Earlier this month the wildlife agency completed its annual spring gill net sampling.

"The results are very encouraging," Ward said. "Our survival rate among cutthroats and rainbows is much higher."

Each spring and fall the DWR conducts netting surveys. Special nets are strung out in the late afternoon at established locations around the reservoir and are then pulled early the next morning.

Fish caught in the nets are identified, weighed and measured, and their stomachs are checked to help determine menu items.

In the past, fish planted in Strawberry were 7 inches or smaller and, biologists believe, were quickly eaten by larger fish and birds. As a result, gill net sampling showed very low survival rates.

After studying the dining habits of fish two years ago, the DWR decided to bump up the stocking size to 8 inches.

"What we found this spring was cutthroat numbers look good, if not better than last year. We also found good number of smaller cutthroat, which is the big story here," Ward said.

"We also found that rainbow numbers are getting better each year. Here, too, we're seeing much higher survival. Some of those rainbow we planted two years ago are already up to 17 and 18 inches."

After a treatment to remove all fish in 1990 because of high Utah chub numbers, it was decided that only fertile Bear Lake cutthroat, a formidable predator, kokanee salmon and sterile rainbow would be planted.

It was also decided that fishing regulations would protect the cutthroat but allow the catching of rainbow.

Today, fishing regulations at Strawberry allow anglers to catch and keep four trout and/or kokanee salmon.

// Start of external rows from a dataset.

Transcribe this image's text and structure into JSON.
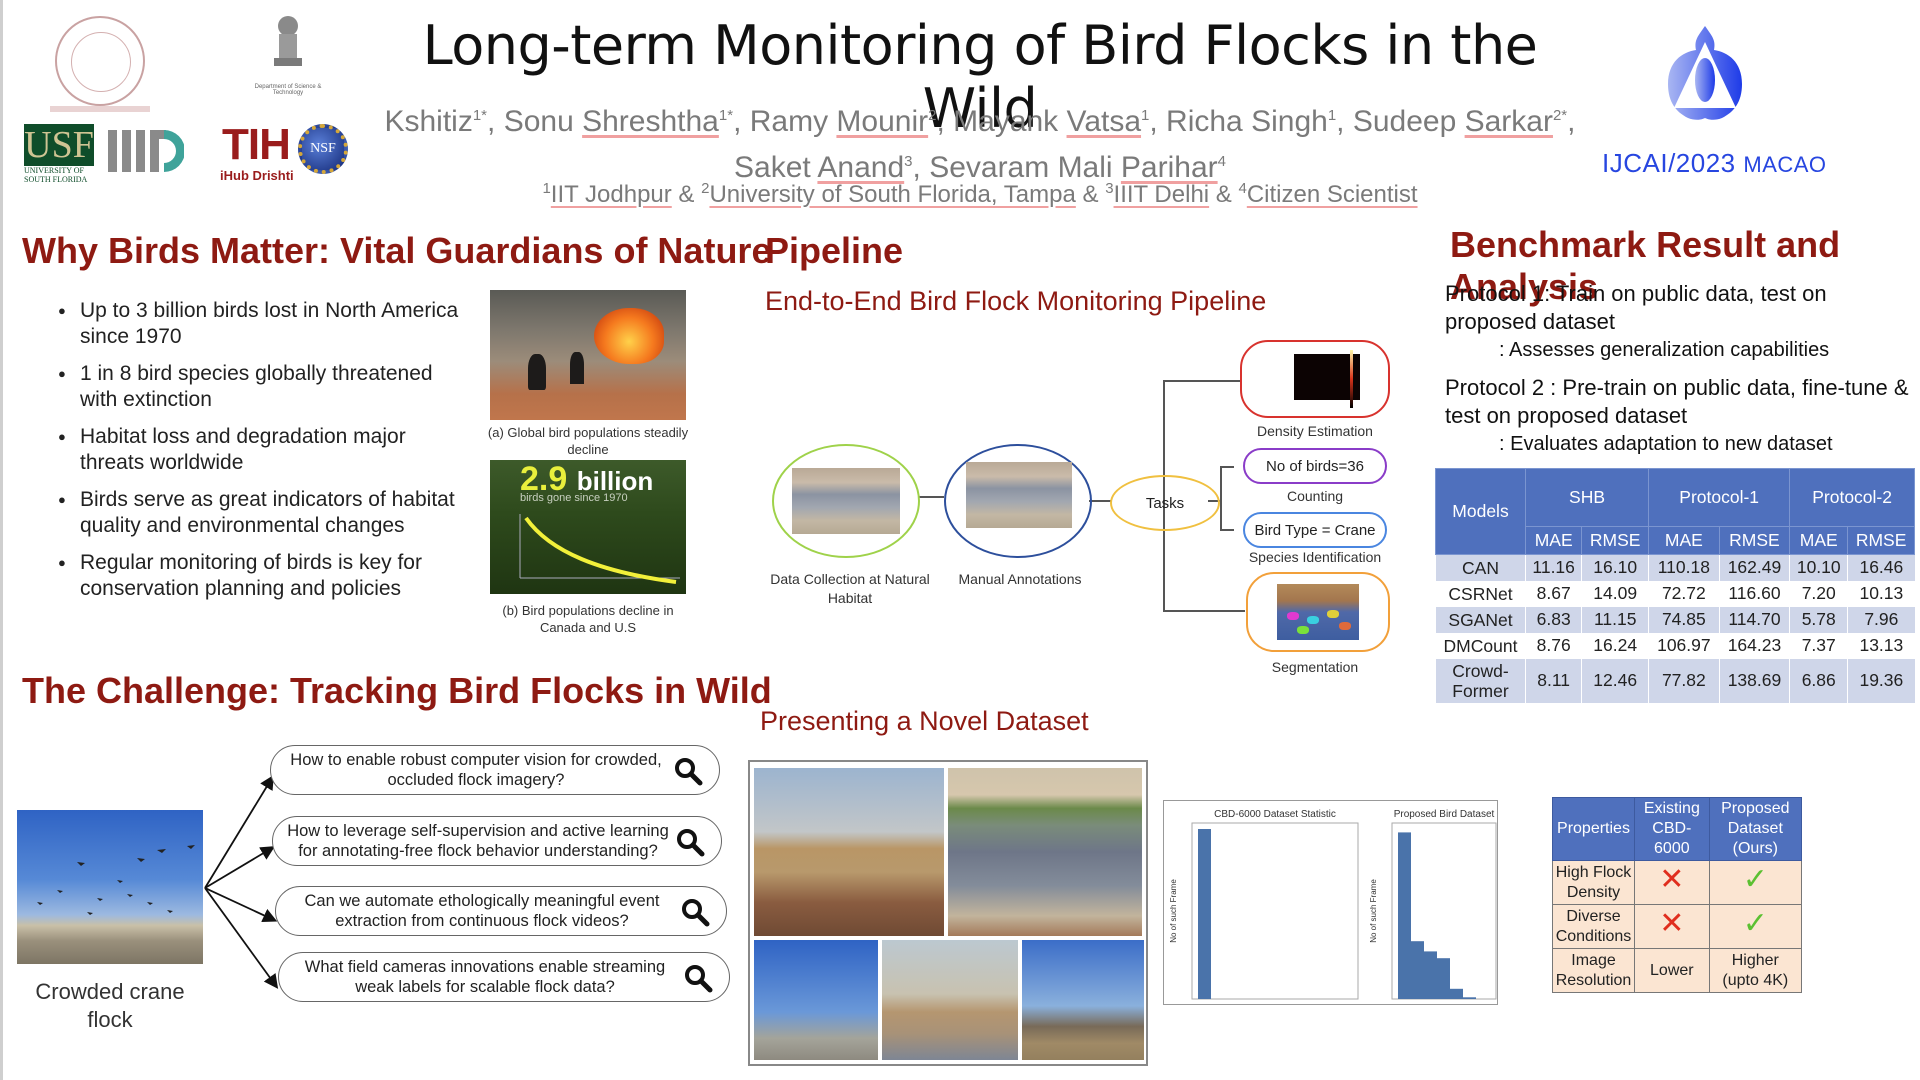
{
  "header": {
    "title": "Long-term Monitoring of Bird Flocks in the Wild",
    "authors_line1": [
      {
        "first": "Kshitiz",
        "last": "",
        "sup": "1*"
      },
      {
        "first": "Sonu ",
        "last": "Shreshtha",
        "sup": "1*"
      },
      {
        "first": "Ramy ",
        "last": "Mounir",
        "sup": "2"
      },
      {
        "first": "Mayank ",
        "last": "Vatsa",
        "sup": "1"
      },
      {
        "first": "Richa Singh",
        "last": "",
        "sup": "1"
      },
      {
        "first": "Sudeep ",
        "last": "Sarkar",
        "sup": "2*"
      }
    ],
    "authors_line2": [
      {
        "first": "Saket ",
        "last": "Anand",
        "sup": "3"
      },
      {
        "first": "Sevaram Mali ",
        "last": "Parihar",
        "sup": "4"
      }
    ],
    "affiliations": [
      {
        "sup": "1",
        "name": "IIT Jodhpur"
      },
      {
        "sup": "2",
        "name": "University of South Florida, Tampa"
      },
      {
        "sup": "3",
        "name": "IIIT Delhi"
      },
      {
        "sup": "4",
        "name": "Citizen Scientist"
      }
    ],
    "affiliation_separator": " & "
  },
  "logos": {
    "usf": "USF",
    "usf_sub": "UNIVERSITY OF SOUTH FLORIDA",
    "tih": "TIH",
    "tih_sub": "iHub Drishti",
    "nsf": "NSF",
    "dst_sub": "Department of Science & Technology",
    "ijcai_main": "IJCAI/2023",
    "ijcai_city": "MACAO"
  },
  "why_birds": {
    "title": "Why Birds Matter: Vital Guardians of Nature",
    "bullets": [
      "Up to 3 billion birds lost in North America since 1970",
      "1 in 8 bird species globally threatened with extinction",
      "Habitat loss and degradation major threats worldwide",
      "Birds serve as great indicators of habitat quality and environmental changes",
      "Regular monitoring of birds is key for conservation planning and policies"
    ],
    "figure_a_caption": "(a) Global bird populations steadily decline",
    "figure_b_caption": "(b) Bird populations decline in Canada and U.S",
    "figure_b_headline_number": "2.9",
    "figure_b_headline_word": "billion",
    "figure_b_subline": "birds gone since 1970"
  },
  "challenge": {
    "title": "The Challenge: Tracking Bird Flocks in Wild",
    "image_caption": "Crowded crane flock",
    "questions": [
      "How to enable robust computer vision for crowded, occluded flock imagery?",
      "How to leverage self-supervision and active learning for annotating-free flock behavior understanding?",
      "Can we automate ethologically meaningful event extraction from continuous flock videos?",
      "What field cameras innovations enable streaming weak labels for scalable flock data?"
    ]
  },
  "pipeline": {
    "title": "Pipeline",
    "subtitle": "End-to-End Bird Flock Monitoring Pipeline",
    "nodes": {
      "collection": "Data Collection at Natural Habitat",
      "annotation": "Manual Annotations",
      "tasks": "Tasks"
    },
    "tasks": [
      {
        "label": "Density Estimation",
        "pill": "",
        "color": "#d8332e"
      },
      {
        "label": "Counting",
        "pill": "No of birds=36",
        "color": "#8a3cc8"
      },
      {
        "label": "Species Identification",
        "pill": "Bird Type = Crane",
        "color": "#4a86e0"
      },
      {
        "label": "Segmentation",
        "pill": "",
        "color": "#f2a03a"
      }
    ],
    "node_colors": {
      "collection": "#9fd24a",
      "annotation": "#2d4f9c",
      "tasks": "#f0c040"
    }
  },
  "dataset": {
    "title": "Presenting a Novel Dataset",
    "histograms": [
      {
        "title": "CBD-6000 Dataset Statistic",
        "ylabel": "No of such Frame"
      },
      {
        "title": "Proposed Bird Dataset",
        "ylabel": "No of such Frame"
      }
    ],
    "properties_table": {
      "headers": [
        "Properties",
        "Existing CBD-6000",
        "Proposed Dataset (Ours)"
      ],
      "rows": [
        {
          "property": "High Flock Density",
          "existing": "cross",
          "proposed": "check"
        },
        {
          "property": "Diverse Conditions",
          "existing": "cross",
          "proposed": "check"
        },
        {
          "property": "Image Resolution",
          "existing": "Lower",
          "proposed": "Higher (upto 4K)"
        }
      ]
    }
  },
  "benchmark": {
    "title": "Benchmark Result and Analysis",
    "protocol1_label": "Protocol 1",
    "protocol1_text": ": Train on public data, test on proposed dataset",
    "protocol1_sub": ": Assesses generalization capabilities",
    "protocol2_label": "Protocol 2",
    "protocol2_text": " : Pre-train on public data, fine-tune & test on proposed dataset",
    "protocol2_sub": ": Evaluates adaptation to new dataset",
    "table": {
      "models_header": "Models",
      "groups": [
        "SHB",
        "Protocol-1",
        "Protocol-2"
      ],
      "metrics": [
        "MAE",
        "RMSE",
        "MAE",
        "RMSE",
        "MAE",
        "RMSE"
      ],
      "rows": [
        {
          "model": "CAN",
          "values": [
            "11.16",
            "16.10",
            "110.18",
            "162.49",
            "10.10",
            "16.46"
          ]
        },
        {
          "model": "CSRNet",
          "values": [
            "8.67",
            "14.09",
            "72.72",
            "116.60",
            "7.20",
            "10.13"
          ]
        },
        {
          "model": "SGANet",
          "values": [
            "6.83",
            "11.15",
            "74.85",
            "114.70",
            "5.78",
            "7.96"
          ]
        },
        {
          "model": "DMCount",
          "values": [
            "8.76",
            "16.24",
            "106.97",
            "164.23",
            "7.37",
            "13.13"
          ]
        },
        {
          "model": "Crowd-Former",
          "values": [
            "8.11",
            "12.46",
            "77.82",
            "138.69",
            "6.86",
            "19.36"
          ]
        }
      ]
    }
  }
}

In that limit only two cutts can be under 15 inches and only one over 22 inches, and cutthroat between 15 and 22 inches must be released.

According to Ward, the responses to the new regulations and planting programs were immediate. Netting results in 2009 showed marked improvement in fish survival compared to 2006, 2007 and 2008, when sampling showed little, if any, survival.

In the first net pulled this spring, there were at least a half dozen rainbow in the 3- to 4-pound range and several cutthroat of similar size. In the second net, a deep-set net, there was a 5-pound cutthroat and at least a dozen rainbows and cutts in the 3- to 4-pound range.

All total, in the second of four nets, there were at least 75 fish, both large and small, and nearly as many crayfish. It took both Jeremy Christensen and Taylor Kimball of the DWR to lift the large tub holding the fish and net onto the roof of the boat and then to the back of the craft.

The first net, said Justin Robinson, project biologist, was set in the back of the Meadows area.